President Abbas said that peace with Israel should not be achieved through violence, occupation, settlements, arrests or denial or refugee rights.

The rockets fired from Gaza, a reminder of heightened tensions in the region, caused damage to land around a house but there were no injuries.

Police spokesman Micky Rosenfeld said: “One exploded in the back yard of a house in Sderot, causing damage, and the second landed in a field.”

Military officials cited by army radio said they believed the attack was timed deliberately to coincide with Mr Obama’s visit.

Israel pointed the finger for the attacks at Islamist movement Hamas, which controls the Gaza Strip, although there was no direct claim of responsibility.

President Obama – who visited the town where the rockets landed as a presidential candidate in 2008 – was miles away in Jerusalem at the time, preparing to visit the Israel Museum.

There were protesters outside the Palestinian Authority headquarters in Ramallah ahead of his arrival for talks with Palestinian leaders, who have accused him of riding roughshod over their hopes of statehood.

Sky News Middle East Correspondent Sam Kiley said settlements and the controversial “right of return” for Palestinians to their former lands in Israel would be on the agenda.

He added: “The crucial thing is for President Obama to get back into the peace process.”

Code Red sirens wailed in Sderot shortly after the rockets hit at 7am, forcing commuters and schoolchildren to run to bomb shelters.

Yossi Haziza, a Sderot resident in whose courtyard the first rocket exploded, was looking at the walls of his home sprayed with shrapnel and shattered windows.

He said: “I wish this was merely damage to property but my eight-year-old daughter and my wife are terrified. We just want to live in peace. We don’t want to keep having to run to bomb shelters.”

Mr Obama, on the first foreign trip of his second term, says he has come to the Holy Land simply “to listen” to the parties about how to resume peace talks frozen for two-and-a-half years.

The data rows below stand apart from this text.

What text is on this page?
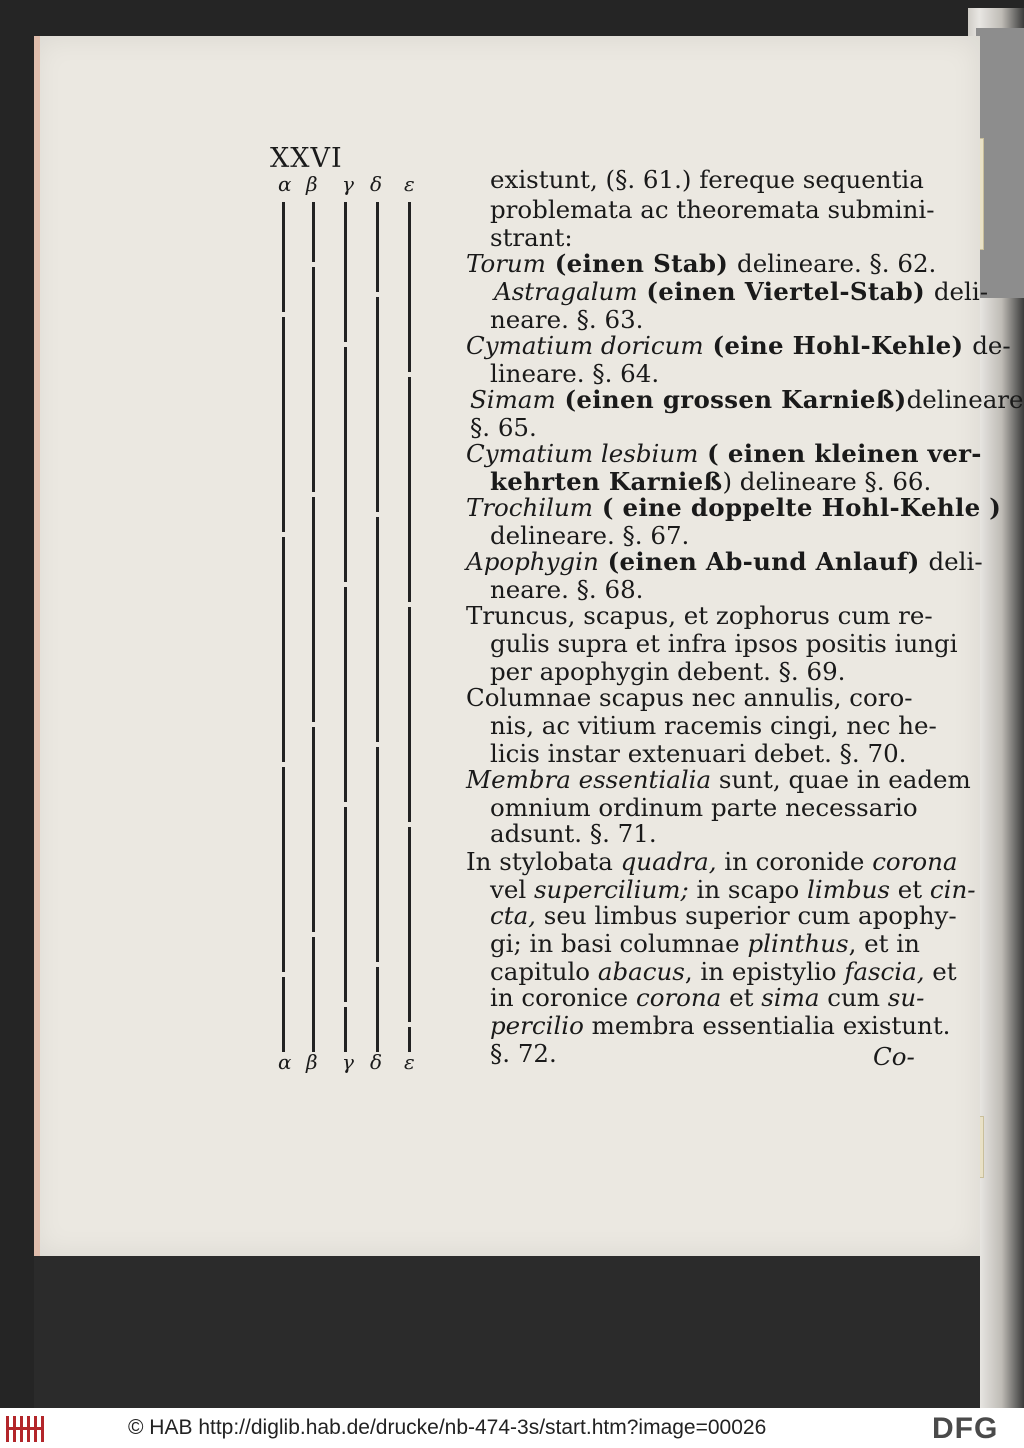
XXVI
α β γ δ ε
α β γ δ ε
existunt, (§. 61.) fereque sequentia
problemata ac theoremata submini-
strant:
Torum (einen Stab) delineare. §. 62.
Astragalum (einen Viertel-Stab) deli-
neare. §. 63.
Cymatium doricum (eine Hohl-Kehle) de-
lineare. §. 64.
Simam (einen grossen Karnieß)delineare
§. 65.
Cymatium lesbium ( einen kleinen ver-
kehrten Karnieß) delineare §. 66.
Trochilum ( eine doppelte Hohl-Kehle )
delineare. §. 67.
Apophygin (einen Ab-und Anlauf) deli-
neare. §. 68.
Truncus, scapus, et zophorus cum re-
gulis supra et infra ipsos positis iungi
per apophygin debent. §. 69.
Columnae scapus nec annulis, coro-
nis, ac vitium racemis cingi, nec he-
licis instar extenuari debet. §. 70.
Membra essentialia sunt, quae in eadem
omnium ordinum parte necessario
adsunt. §. 71.
In stylobata quadra, in coronide corona
vel supercilium; in scapo limbus et cin-
cta, seu limbus superior cum apophy-
gi; in basi columnae plinthus, et in
capitulo abacus, in epistylio fascia, et
in coronice corona et sima cum su-
percilio membra essentialia existunt.
§. 72.	Co-
© HAB http://diglib.hab.de/drucke/nb-474-3s/start.htm?image=00026	DFG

He said he decided against coming with a comprehensive peace plan that might not be fit for current political conditions.

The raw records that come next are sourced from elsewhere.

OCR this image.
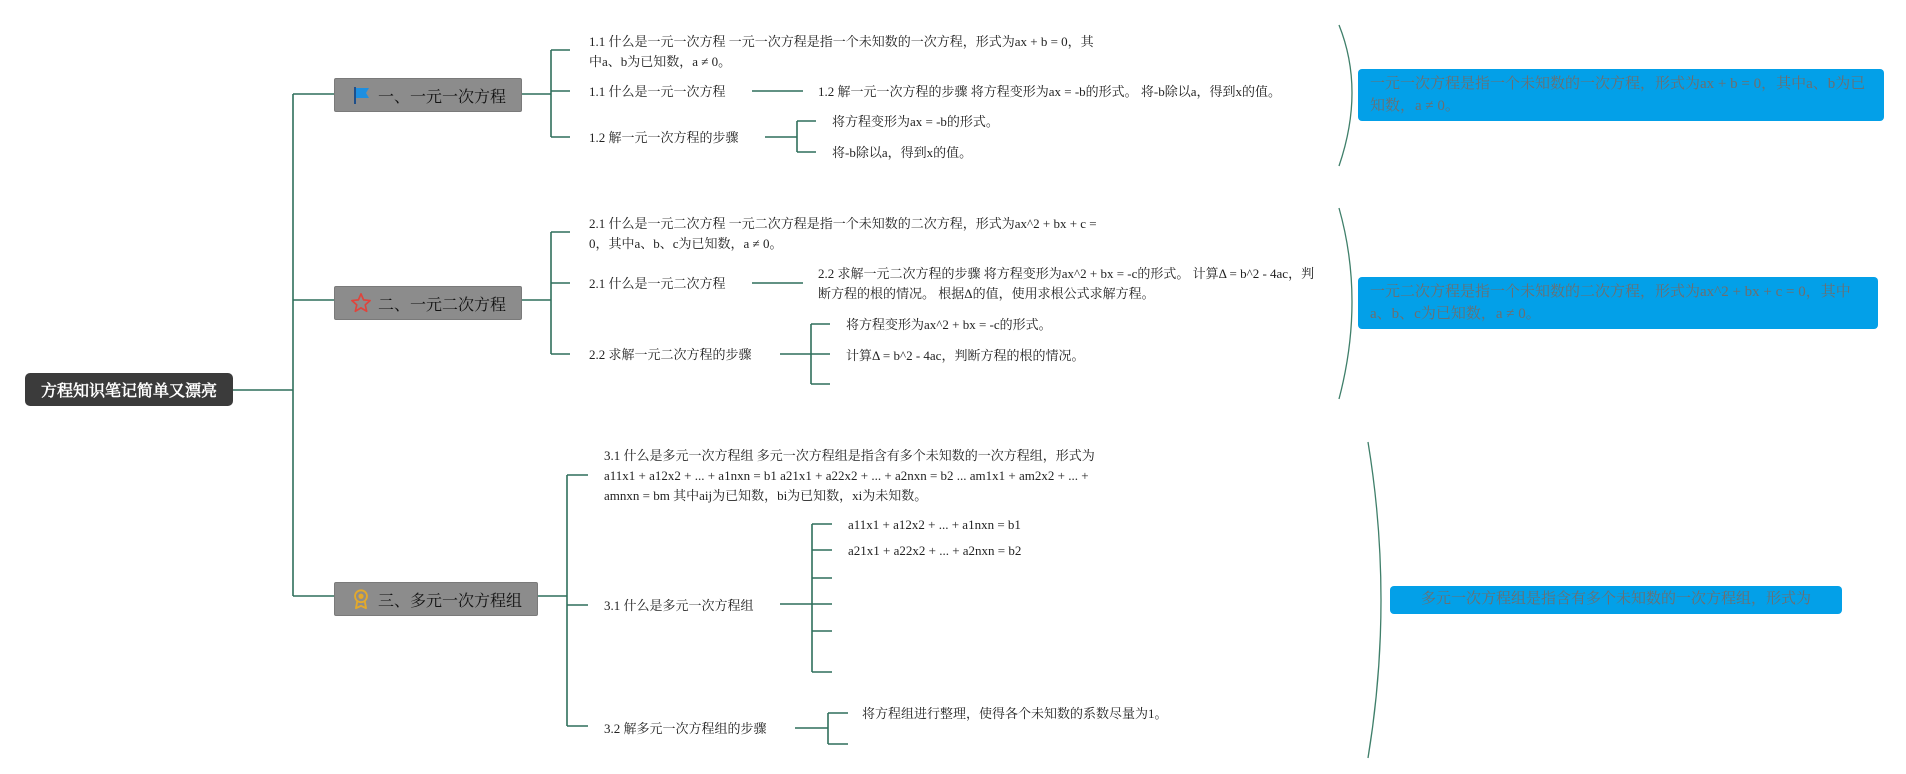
方程知识笔记简单又漂亮
一、一元一次方程
1.1 什么是一元一次方程 一元一次方程是指一个未知数的一次方程，形式为ax + b = 0，其中a、b为已知数，a ≠ 0。
1.1 什么是一元一次方程	1.2 解一元一次方程的步骤 将方程变形为ax = -b的形式。 将-b除以a，得到x的值。
1.2 解一元一次方程的步骤
将方程变形为ax = -b的形式。
将-b除以a，得到x的值。
一元一次方程是指一个未知数的一次方程，形式为ax + b = 0，其中a、b为已知数，a ≠ 0。
二、一元二次方程
2.1 什么是一元二次方程 一元二次方程是指一个未知数的二次方程，形式为ax^2 + bx + c = 0，其中a、b、c为已知数，a ≠ 0。
2.1 什么是一元二次方程
2.2 求解一元二次方程的步骤 将方程变形为ax^2 + bx = -c的形式。 计算Δ = b^2 - 4ac，判断方程的根的情况。 根据Δ的值，使用求根公式求解方程。
2.2 求解一元二次方程的步骤
将方程变形为ax^2 + bx = -c的形式。
计算Δ = b^2 - 4ac，判断方程的根的情况。
一元二次方程是指一个未知数的二次方程，形式为ax^2 + bx + c = 0，其中a、b、c为已知数，a ≠ 0。
三、多元一次方程组
3.1 什么是多元一次方程组 多元一次方程组是指含有多个未知数的一次方程组，形式为 a11x1 + a12x2 + ... + a1nxn = b1 a21x1 + a22x2 + ... + a2nxn = b2 ... am1x1 + am2x2 + ... + amnxn = bm 其中aij为已知数，bi为已知数，xi为未知数。
3.1 什么是多元一次方程组
a11x1 + a12x2 + ... + a1nxn = b1
a21x1 + a22x2 + ... + a2nxn = b2
3.2 解多元一次方程组的步骤
将方程组进行整理，使得各个未知数的系数尽量为1。
多元一次方程组是指含有多个未知数的一次方程组，形式为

The US President’s new approach was in stark contrast to early in his first term, when he declared Israeli settlement building to be illegitimate and promised to dedicate himself to peace.

Meanwhile, Palestinian activists set up a protest camp on West Bank land east of Jerusalem where Israel has announced controversial plans to build, demanding an end to Obama’s “bias and support for Israel”.

Israel’s plan to build thousands of new settler homes in an area called E1 has sparked a major international backlash, with experts saying it could wipe out hopes for a viable Palestinian state.